Jane Rhodes à Mirella Freni pendant l’enregistrement de Mireille, à Toulouse en 1979 : « Chanter Taven la sorcière, c’est un défi pour moi, le comble du rôle de composition. » Deux ans auparavant, au festival d’Aix, elle avait alterné avec Janet Baker dans Didon et Enée de Purcell. Applaudissements polis, comme si le public lui reprochait d’usurper la place de la grande Baker.
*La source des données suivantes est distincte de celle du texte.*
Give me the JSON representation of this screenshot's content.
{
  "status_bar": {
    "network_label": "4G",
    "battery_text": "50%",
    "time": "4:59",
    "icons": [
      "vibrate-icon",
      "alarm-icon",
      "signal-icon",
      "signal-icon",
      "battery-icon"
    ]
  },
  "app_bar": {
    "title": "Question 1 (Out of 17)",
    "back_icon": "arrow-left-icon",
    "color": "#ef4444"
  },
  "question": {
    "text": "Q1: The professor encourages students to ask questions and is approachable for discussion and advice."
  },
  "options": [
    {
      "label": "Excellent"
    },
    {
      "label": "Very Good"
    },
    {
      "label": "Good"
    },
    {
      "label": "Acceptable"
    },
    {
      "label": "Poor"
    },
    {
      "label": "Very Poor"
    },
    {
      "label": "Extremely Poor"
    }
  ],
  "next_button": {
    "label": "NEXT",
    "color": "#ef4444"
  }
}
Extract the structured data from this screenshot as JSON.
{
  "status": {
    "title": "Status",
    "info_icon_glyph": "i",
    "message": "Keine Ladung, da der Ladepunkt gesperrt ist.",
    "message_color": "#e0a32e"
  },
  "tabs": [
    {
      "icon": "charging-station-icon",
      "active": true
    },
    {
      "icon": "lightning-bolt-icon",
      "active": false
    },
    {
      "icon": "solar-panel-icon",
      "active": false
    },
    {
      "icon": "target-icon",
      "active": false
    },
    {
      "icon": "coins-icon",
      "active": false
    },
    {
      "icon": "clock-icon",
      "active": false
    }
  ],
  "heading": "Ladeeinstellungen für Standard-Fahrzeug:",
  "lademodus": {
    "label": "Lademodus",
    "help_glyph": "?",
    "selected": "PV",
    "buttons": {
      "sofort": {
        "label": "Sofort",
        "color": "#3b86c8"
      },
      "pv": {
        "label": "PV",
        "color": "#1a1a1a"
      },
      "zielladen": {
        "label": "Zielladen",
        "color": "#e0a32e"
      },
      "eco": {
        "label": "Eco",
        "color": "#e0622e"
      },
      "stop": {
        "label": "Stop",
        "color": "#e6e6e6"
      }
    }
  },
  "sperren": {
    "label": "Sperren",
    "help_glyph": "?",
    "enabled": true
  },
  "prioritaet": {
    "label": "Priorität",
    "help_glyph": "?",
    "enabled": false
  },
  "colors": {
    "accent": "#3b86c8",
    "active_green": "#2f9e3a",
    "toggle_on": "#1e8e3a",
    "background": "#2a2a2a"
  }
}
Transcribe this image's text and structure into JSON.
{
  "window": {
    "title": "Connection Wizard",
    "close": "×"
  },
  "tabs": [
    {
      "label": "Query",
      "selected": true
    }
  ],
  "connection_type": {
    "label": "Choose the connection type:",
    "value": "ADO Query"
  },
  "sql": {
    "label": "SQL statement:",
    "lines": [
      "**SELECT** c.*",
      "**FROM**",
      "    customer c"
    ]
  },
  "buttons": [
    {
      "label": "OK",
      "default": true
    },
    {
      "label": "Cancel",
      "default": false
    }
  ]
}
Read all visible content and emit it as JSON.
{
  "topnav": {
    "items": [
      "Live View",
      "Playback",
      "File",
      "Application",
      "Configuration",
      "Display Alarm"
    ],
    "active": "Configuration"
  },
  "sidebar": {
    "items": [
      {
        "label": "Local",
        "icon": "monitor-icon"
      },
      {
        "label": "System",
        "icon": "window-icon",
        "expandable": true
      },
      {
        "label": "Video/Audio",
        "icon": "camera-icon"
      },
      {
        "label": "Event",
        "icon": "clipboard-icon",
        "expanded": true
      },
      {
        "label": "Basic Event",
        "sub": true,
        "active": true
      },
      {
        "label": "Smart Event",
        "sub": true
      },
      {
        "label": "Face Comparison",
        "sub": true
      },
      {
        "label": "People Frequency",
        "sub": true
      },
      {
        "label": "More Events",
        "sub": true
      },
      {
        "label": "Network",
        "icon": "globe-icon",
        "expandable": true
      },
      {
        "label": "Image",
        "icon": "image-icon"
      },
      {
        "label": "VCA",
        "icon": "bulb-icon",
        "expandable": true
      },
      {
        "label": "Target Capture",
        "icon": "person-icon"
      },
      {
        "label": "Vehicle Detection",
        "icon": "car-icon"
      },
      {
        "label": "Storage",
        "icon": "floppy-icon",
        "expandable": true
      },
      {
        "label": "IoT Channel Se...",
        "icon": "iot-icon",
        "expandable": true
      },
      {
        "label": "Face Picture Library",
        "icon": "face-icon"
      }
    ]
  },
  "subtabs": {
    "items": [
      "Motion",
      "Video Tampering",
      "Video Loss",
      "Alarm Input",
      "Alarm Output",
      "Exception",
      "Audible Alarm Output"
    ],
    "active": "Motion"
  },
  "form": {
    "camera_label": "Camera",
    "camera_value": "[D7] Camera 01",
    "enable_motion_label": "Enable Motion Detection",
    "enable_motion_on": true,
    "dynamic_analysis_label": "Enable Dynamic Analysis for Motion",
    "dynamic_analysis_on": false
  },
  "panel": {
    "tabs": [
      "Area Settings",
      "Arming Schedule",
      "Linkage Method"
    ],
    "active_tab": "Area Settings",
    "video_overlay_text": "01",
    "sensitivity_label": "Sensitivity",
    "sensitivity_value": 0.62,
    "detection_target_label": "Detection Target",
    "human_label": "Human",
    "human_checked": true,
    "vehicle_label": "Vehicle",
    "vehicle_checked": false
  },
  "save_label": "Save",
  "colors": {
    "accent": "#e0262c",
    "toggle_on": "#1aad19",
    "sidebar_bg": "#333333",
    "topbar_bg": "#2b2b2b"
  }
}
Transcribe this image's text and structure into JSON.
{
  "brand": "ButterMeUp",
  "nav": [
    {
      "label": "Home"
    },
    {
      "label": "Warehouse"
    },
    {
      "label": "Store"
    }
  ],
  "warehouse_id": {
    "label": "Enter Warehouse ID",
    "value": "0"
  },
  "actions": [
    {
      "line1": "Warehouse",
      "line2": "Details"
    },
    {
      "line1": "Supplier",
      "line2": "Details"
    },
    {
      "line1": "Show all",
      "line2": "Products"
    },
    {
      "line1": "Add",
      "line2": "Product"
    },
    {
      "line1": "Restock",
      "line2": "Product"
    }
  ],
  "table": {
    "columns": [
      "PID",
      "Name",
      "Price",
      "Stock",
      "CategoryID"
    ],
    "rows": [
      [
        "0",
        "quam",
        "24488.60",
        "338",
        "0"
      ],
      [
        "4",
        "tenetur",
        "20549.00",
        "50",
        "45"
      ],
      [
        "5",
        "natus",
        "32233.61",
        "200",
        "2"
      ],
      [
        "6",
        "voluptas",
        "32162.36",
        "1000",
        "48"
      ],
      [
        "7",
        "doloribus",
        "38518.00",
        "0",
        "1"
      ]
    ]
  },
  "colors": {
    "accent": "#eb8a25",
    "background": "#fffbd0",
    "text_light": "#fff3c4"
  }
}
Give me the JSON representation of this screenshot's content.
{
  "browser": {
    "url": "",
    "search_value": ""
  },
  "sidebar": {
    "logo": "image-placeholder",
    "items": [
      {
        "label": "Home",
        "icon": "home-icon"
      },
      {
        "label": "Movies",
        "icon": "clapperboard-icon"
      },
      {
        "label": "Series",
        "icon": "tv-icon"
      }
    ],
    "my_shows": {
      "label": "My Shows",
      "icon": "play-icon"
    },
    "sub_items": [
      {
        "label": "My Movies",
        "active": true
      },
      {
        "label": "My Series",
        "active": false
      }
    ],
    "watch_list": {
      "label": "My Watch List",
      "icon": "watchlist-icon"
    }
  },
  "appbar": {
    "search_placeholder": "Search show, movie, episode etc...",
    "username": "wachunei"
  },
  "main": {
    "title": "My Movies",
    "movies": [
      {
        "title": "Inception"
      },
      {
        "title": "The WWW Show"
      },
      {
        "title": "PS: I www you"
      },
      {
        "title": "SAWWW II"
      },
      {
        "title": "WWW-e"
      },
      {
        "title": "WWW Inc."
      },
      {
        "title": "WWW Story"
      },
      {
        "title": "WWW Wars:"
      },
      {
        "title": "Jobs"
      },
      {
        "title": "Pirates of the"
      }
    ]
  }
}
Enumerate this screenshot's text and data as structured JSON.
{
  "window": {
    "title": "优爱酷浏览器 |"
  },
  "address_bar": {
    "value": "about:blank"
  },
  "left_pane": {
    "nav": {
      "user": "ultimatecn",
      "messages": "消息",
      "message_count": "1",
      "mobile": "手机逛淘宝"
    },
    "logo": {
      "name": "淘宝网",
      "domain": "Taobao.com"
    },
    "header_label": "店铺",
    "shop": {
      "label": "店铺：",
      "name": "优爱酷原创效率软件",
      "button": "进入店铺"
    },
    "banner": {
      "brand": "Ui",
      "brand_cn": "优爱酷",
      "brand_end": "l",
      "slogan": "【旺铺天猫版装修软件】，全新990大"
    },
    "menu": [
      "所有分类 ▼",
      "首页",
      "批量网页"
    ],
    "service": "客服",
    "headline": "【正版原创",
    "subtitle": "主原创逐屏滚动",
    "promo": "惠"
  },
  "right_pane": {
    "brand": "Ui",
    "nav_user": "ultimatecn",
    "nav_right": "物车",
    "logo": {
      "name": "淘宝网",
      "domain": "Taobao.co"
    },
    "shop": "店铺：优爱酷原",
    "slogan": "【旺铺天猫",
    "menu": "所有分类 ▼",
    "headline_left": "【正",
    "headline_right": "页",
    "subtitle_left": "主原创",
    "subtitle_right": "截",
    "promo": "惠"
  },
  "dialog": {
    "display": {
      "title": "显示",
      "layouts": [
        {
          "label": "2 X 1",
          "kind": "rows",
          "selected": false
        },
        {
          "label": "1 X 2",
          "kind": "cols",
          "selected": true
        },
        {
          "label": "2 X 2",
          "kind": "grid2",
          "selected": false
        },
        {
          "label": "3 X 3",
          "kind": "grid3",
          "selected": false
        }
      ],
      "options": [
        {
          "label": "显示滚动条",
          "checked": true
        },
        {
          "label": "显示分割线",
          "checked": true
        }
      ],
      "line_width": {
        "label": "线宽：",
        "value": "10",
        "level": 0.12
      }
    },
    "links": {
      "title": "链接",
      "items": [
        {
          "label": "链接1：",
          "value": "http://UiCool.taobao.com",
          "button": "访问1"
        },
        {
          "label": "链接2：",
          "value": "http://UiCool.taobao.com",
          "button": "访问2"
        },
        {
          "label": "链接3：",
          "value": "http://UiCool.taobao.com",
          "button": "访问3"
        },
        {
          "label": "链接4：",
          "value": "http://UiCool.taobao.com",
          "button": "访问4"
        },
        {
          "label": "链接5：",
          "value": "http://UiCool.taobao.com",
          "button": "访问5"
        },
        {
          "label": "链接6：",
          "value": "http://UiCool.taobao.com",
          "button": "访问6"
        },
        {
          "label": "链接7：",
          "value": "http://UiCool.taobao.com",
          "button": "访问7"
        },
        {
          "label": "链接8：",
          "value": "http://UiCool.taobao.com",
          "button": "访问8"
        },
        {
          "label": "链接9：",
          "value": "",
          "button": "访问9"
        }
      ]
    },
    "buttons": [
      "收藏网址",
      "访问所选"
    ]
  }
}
En 1959, Jane Rhodes avait fait la une des quotidiens : avec son futur mari Roberto Benzi, ex-enfant prodige de la direction, elle était Carmen à l’Opéra dans la mise en scène de Raymond Rouleau décorée par Lila de Nobili : première de l’ouvrage au Palais Garnier (avant, on le donnait à l’Opéra Comique), première captation télévisée (les actes 1 et 4 seulement, les autres étant trop peu éclairés). Jane Rhodes aura symbolisé une certaine tradition du chant français, dont on commençait à ne plus vouloir, tout en préparant un renouveau qui est arrivé trop tard pour elle. Un souvenir : la reprise de La Damnation de Faust dans la mise en scène de Maurice Béjart au Palais des Sports de la porte de Versailles. Jane Rhodes traversant l’arène, après un « D’Amour l’ardente flamme » d’anthologie. Acclamations d’un public venu surtout pour Béjart. Jane Rhodes, disparue le 7 mai, avait une voix riche – mezzo et soprano à la fois – et du charisme à revendre.